Od kilku dni wyraźnie widać, że liczba nowych zachorowań nie tylko nie spada, ale wręcz rośnie. We wtorek Ministerstwo Zdrowia podało, że liczba chorych zwiększyła się w ciągu ostatniej doby o 506 osób.
– Największy wzrost odnotujemy zapewne w piątek. To będzie efekt rozluźnienia związanego z długim weekendem. Czekam na ten dzień z niepokojem – mówi „Rzeczpospolitej" prof. Włodzimierz Gut, wirusolog i doradca głównego inspektora sanitarnego.
We wtorek najwięcej nowych przypadków, tak jak w poprzednich dniach, było na Śląsku – 209. Na drugim miejscu znalazło się województwo łódzkie z 64 przypadkami, a na trzecim woj. mazowieckie, gdzie było ich 57. Te trzy województwa od dawna były w czołówce zakażeń. Podczas znoszenia obostrzeń minister zdrowia Łukasz Szumowski zastanawiał się głośno, czy nie należy zachować w tych województwach części z nich.

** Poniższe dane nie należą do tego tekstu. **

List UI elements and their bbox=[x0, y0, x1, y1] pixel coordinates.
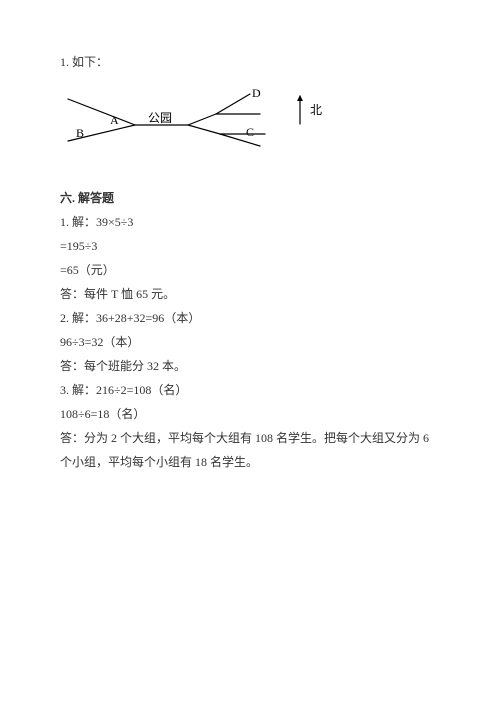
q1-line3: =65（元） bbox=[60, 258, 440, 282]
park-diagram: A B 公园 C D 北 bbox=[60, 84, 440, 172]
q1-line1: 1. 解：39×5÷3 bbox=[60, 210, 440, 234]
q3-line1: 3. 解：216÷2=108（名） bbox=[60, 378, 440, 402]
svg-text:北: 北 bbox=[310, 103, 322, 117]
section-title: 六. 解答题 bbox=[60, 186, 440, 210]
intro-label: 1. 如下： bbox=[60, 50, 440, 74]
q1-answer: 答：每件 T 恤 65 元。 bbox=[60, 282, 440, 306]
svg-text:A: A bbox=[110, 113, 119, 127]
svg-text:B: B bbox=[76, 126, 84, 140]
diagram-svg: A B 公园 C D 北 bbox=[60, 84, 340, 164]
svg-text:C: C bbox=[246, 125, 254, 139]
q2-line2: 96÷3=32（本） bbox=[60, 330, 440, 354]
q2-line1: 2. 解：36+28+32=96（本） bbox=[60, 306, 440, 330]
svg-text:D: D bbox=[252, 86, 261, 100]
q1-line2: =195÷3 bbox=[60, 234, 440, 258]
q3-line2: 108÷6=18（名） bbox=[60, 402, 440, 426]
q2-answer: 答：每个班能分 32 本。 bbox=[60, 354, 440, 378]
page: 1. 如下： A B 公园 C D 北 六. 解答题 1. 解：39×5÷3 =195÷3… bbox=[0, 0, 500, 514]
svg-text:公园: 公园 bbox=[148, 111, 172, 125]
q3-answer: 答：分为 2 个大组，平均每个大组有 108 名学生。把每个大组又分为 6 个小… bbox=[60, 426, 440, 474]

Ostatecznie rząd zdecydował się na całkowite rozluźnienie.
– Jeszcze do końca tego tygodnia będziemy mieli w granicach 6–7 tysięcy testów, ale to już jest drugie testowanie w kopalniach Bolesław Śmiały czy Borynia i Budryk – mówił podczas konferencji prasowej rzecznik resortu zdrowia Wojciech Andrusiewicz. Tłumaczył też, że w woj. mazowieckim za wzrost zakażeń odpowiada m.in. baza firmy kurierskiej pod Warszawą, a także specjalistyczny szpital w Radomiu. W województwie łódzkim zakażenia są w szpitalach w Sieradzu i Tomaszowie.